すこし相模のほうへ下りた途中の、山と山の間の広野である。こんなところで、何人の丹精《たんせい》で、こんな花園があるかと思われるくらい、地べた一めんに高山植物が花をつけて、ひろい野原に、赤、黄、むらさきと、一望に咲き揃っている眼も綾《あや》な自然の友禅模様《ゆうぜんもよう》――高い山にはよくあるお花ばたけなのである。
 三国ヶ嶽から藤屋へ駈け下りた大次郎は、法外先生が階下の白覆面のために、肩に重傷を負わされたのみか、その一行は、騒ぎに紛れて千浪をひっ攫《さら》い、急遽《きゅうきょ》袂《たもと》をつらねて下山の途についたと知るや否、腰間《こし》に躍る女髪兼安を抑えてただちにあとを踏み、今やっとこの中腹のお花畑へ、千浪をかこんで麓へいそぐ一同に追いついたところだ。

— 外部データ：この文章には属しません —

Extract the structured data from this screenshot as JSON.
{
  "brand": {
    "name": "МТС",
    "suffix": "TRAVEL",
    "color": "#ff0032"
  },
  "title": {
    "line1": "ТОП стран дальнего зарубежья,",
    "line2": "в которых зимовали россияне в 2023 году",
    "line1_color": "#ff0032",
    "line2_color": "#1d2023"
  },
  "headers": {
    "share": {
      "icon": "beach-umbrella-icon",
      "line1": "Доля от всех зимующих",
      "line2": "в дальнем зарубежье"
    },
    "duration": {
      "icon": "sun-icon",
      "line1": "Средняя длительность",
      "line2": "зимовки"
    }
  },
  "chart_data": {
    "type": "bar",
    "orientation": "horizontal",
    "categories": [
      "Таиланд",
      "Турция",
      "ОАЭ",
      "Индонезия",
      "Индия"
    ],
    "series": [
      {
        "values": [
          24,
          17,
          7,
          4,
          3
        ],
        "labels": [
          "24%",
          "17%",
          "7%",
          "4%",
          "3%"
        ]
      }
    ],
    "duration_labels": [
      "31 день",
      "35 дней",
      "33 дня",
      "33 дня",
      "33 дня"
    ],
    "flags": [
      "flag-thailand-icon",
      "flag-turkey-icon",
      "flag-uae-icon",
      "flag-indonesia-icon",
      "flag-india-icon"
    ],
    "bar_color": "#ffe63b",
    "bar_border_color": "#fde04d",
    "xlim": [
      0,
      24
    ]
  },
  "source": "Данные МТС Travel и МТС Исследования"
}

 江上佐助の文珠屋佐吉は、途中も気を配って捜して来たがどこにも見えない。
 そして、これが、眼ざす祖父江出羽守とは、大次郎知る術《すべ》もないが、養父同然の恩師法外先生のかたきではあり、いま目前に、千浪様を掴まえて伴れて去ろうとしている相手だから――大次、しずかに女髪兼安の鞘を払って、とうとう抜いた。